Dans les premières pages de son étude, le comte Tolstoï se délecte à mettre en pleine lumière l’incohérence des théories en présence. Des écrits d’un grand nombre de philosophes célèbres, il détache les définitions qu’ils ont cherché à donner de l’Art et de la Beauté ; il montre combien peu elles sont concordantes, combien elles sont vagues et imprécises. Le morceau est enlevé de verve. Sa conclusion est que l’Art échappe à toute définition absolue, que l’idée de Beauté est essentiellement variable, qu’en somme, l’esthétique ne peut prétendre à être une science.

Cette conclusion mérite examen. Observons d’abord que le comte Tolstoï se fait la tâche trop commode. Il n’était pas difficile, en quelques citations perfidement choisies, en résumant superficiellement les théories esthétiques de Kant, Baumgarten, Herder, Winckelman, Home, Shaftesbury, Burke, du père André, de Goethe, de Schiller, de Fichte, de Hegel, de Schopenhauer, de Darwin, de Renan, de Grant Allen, d’Eugène Veron, d’Herbert Spencer, de Guyau, etc., etc., de constater les divergences qui divisent tous ces penseurs. Séparées du contexte et détachées de l’ensemble de leur système philosophique ou esthétique, ces définitions devaient nécessairement n’avoir qu’une signification médiocre et donner de l’Art une idée inexacte ou insuffisante. Si l’on appliquait le même procédé d’analyse et de polémique à l’étude du comte Tolstoï, il ne serait pas moins aisé d’y découvrir tout autant d’incohérence, sans parler de la contradiction fondamentale qu’il commet en formulant lui-même une théorie esthétique et une définition de l’Art, après avoir déclaré que l’esthétique n’existe pas et que l’Art échappe à toute définition.

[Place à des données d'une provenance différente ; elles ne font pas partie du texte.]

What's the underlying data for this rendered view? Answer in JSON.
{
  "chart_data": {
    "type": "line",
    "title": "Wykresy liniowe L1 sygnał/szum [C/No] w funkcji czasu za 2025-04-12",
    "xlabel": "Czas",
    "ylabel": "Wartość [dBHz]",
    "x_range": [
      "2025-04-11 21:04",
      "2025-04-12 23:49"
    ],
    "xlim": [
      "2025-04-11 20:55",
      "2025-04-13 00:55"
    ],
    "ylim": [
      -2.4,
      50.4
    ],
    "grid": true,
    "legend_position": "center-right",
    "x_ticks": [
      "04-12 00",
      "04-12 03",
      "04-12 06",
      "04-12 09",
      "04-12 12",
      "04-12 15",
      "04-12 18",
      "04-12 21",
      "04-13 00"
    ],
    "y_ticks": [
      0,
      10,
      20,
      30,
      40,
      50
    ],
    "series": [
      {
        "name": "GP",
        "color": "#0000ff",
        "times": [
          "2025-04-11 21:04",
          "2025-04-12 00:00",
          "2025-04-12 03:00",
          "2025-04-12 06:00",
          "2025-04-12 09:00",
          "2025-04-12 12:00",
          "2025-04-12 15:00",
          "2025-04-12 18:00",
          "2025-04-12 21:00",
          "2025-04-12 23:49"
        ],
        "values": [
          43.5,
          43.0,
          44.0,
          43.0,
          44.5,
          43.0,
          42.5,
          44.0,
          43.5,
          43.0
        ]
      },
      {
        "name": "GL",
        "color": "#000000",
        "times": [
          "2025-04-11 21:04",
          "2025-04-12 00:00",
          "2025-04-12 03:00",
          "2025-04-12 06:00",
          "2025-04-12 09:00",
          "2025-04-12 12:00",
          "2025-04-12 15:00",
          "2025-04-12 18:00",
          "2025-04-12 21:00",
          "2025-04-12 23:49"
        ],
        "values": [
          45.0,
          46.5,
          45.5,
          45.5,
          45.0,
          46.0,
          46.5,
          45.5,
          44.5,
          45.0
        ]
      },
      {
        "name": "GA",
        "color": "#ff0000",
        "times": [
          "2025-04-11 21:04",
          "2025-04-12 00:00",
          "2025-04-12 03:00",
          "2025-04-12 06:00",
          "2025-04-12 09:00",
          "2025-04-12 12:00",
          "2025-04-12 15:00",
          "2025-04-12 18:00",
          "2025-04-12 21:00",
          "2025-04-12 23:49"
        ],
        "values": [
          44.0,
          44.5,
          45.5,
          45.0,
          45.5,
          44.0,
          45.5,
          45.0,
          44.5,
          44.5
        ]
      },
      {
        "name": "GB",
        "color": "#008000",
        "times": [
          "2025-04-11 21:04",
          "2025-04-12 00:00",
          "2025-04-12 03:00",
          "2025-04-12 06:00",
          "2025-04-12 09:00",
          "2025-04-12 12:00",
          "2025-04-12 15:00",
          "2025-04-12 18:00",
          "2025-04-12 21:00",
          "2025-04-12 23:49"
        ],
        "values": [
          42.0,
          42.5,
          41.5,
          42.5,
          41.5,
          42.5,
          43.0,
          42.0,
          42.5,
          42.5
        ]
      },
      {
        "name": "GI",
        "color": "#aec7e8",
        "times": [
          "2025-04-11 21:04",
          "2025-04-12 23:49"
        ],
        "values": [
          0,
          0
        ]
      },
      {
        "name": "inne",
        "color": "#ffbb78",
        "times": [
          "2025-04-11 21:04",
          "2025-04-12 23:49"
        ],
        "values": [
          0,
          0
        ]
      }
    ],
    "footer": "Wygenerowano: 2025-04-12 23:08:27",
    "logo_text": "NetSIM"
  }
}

La vérité est que l’Art est une activité si complexe en ses manifestations qu’il est impossible d’en embrasser tous les aspects dans une courte formule ; celle-ci sera, nécessairement, toujours incomplète.

Tolstoï commence par rejeter absolument la théorie de Baumgarten et de la plupart des philosophes et esthéticiens français, italiens, anglais ou allemands du XVIIIe siècle, pour qui le but de l’Art était la beauté et le plaisir que procure la contemplation de ce qui est beau. Il fait remarquer, avec raison, les contradictions et les lacunes de la définition même du Beau, idée abstraite qui ne répond à aucune réalité et qui demeure nécessairement toujours vague et changeante.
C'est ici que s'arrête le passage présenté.